Since 2021, the Mark Foundation has granted 11 Endeavor Awards totaling over $40 million in funding.  Grantee teams, some of which span multiple countries, have applied their combined expertise to produce or enable numerous high-impact journal articles, patented inventions, and interventional clinical trials.  

Two new Endeavor Awards—each worth $3 million over three years—build on this momentum, bringing together talented researchers to tackle critical questions in cancer research.

The Endeavor Award Recipients:

Decoding the Dynamic Interplay between Hepatic Metabolism, the Nervous System, and Immune Responses in Cancer Cachexia
Ayelet Erez, MD, PhD and Steffen Jung, PhD, Weizmann Institute of Science
Asya Rolls, PhD, Tel Aviv University
Keren Yizhak, PhD, Technion

Cancer-associated cachexia, a debilitating and potentially fatal syndrome marked by severe weight loss and muscle wasting, affects most patients with advanced cancer — yet it remains poorly understood.  

This Endeavor Award aims to address the urgent need for a deeper understanding of cancer-associated cachexia by testing the hypothesis that it results from dysregulated communication between the autonomic nervous system, the immune system, and liver metabolism. The project team, which includes experts in neuroimmunology, computational immunology, and cancer metabolism, will leverage advanced models and cutting-edge technologies to dissect these complex interactions at the molecular, cellular, and systemic levels. Ultimately, they hope to uncover new therapeutic targets for cachexia. Additionally, they will develop comprehensive datasets and computational tools that they will share publicly to foster further collaboration and progress in this critical area of cancer research. 

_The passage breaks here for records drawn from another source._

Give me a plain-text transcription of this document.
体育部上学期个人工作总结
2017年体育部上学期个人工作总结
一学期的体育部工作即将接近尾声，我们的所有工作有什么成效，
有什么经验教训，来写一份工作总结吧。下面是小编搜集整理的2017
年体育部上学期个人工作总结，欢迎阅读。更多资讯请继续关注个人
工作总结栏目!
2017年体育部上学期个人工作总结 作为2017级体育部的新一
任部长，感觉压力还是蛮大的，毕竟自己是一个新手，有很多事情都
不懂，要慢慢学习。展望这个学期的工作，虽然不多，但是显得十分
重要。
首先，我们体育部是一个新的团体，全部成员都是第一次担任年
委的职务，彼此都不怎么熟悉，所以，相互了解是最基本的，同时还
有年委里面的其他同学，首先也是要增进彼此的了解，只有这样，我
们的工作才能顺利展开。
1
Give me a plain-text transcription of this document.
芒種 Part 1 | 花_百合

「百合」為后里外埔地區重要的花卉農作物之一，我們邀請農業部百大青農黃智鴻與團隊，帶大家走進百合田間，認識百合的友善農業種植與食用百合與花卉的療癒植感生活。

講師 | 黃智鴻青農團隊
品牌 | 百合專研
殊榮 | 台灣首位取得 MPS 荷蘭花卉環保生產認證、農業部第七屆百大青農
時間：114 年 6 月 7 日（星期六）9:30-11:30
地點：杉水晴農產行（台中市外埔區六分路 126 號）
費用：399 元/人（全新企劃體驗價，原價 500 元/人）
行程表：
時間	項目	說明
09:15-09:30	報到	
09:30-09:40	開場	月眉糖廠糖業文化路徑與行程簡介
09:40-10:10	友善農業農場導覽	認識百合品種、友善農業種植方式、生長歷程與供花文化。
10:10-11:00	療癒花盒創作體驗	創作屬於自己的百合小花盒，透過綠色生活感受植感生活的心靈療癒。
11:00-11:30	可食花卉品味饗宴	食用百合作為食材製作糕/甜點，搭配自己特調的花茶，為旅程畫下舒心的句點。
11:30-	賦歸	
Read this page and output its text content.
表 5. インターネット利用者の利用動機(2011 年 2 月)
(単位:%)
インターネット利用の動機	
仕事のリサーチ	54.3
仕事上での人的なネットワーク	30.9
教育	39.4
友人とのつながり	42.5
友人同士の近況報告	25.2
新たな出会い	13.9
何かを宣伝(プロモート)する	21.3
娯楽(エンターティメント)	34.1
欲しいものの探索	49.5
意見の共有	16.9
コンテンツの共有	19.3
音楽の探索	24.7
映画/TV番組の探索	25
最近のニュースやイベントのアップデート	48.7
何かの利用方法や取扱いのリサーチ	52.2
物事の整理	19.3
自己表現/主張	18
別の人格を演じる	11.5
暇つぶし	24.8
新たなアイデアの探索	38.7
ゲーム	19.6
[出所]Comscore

Full Spectrum Genetic Engineering of CAR T-Cells for Gastric Cancer 
Julia Carnevale, MD, Justin Eyquem, PhD, Alexander Marson, MD, PhD, Kole Roybal, PhD, and Gregory Allen, MD, PhD, University of California San Francisco
Karin Pelka, PhD, Gladstone Institutes

Gastrointestinal (GI) cancers are a group of cancers with high incidence and mortality rates in the United States and are quickly becoming more prevalent around the world, yet they remain notoriously difficult to treat. Gastric cancer is one of the more lethal GI cancers, with extremely low survival rates in the advanced stages and few treatment options. Recent therapeutic advancements, such as CAR T-cell therapy, have not yet become broadly successful in gastric cancer, in part because of limited targets and a challenging tumor microenvironment. 

This Endeavor Award aims to overcome these challenges by developing enhanced CAR T-Cell therapies and identifying novel targets so that these therapies can be used for more patients. The research team, which comprises experts in oncology, cancer immunology, genetic engineering, synthetic biology, and functional genomics, will apply cutting-edge approaches from each discipline. Their findings could lead to more effective, long-lasting immunotherapies, potentially revolutionizing treatment options and improving outcomes for gastric cancer patients. This award, alongside the Center for Lineage Plasticity and three new ASPIRE awards, comes as part of a joint effort between The Mark Foundation and the Torrey Coast Foundation to drive meaningful progress in the diagnosis and treatment of upper gastrointestinal cancers.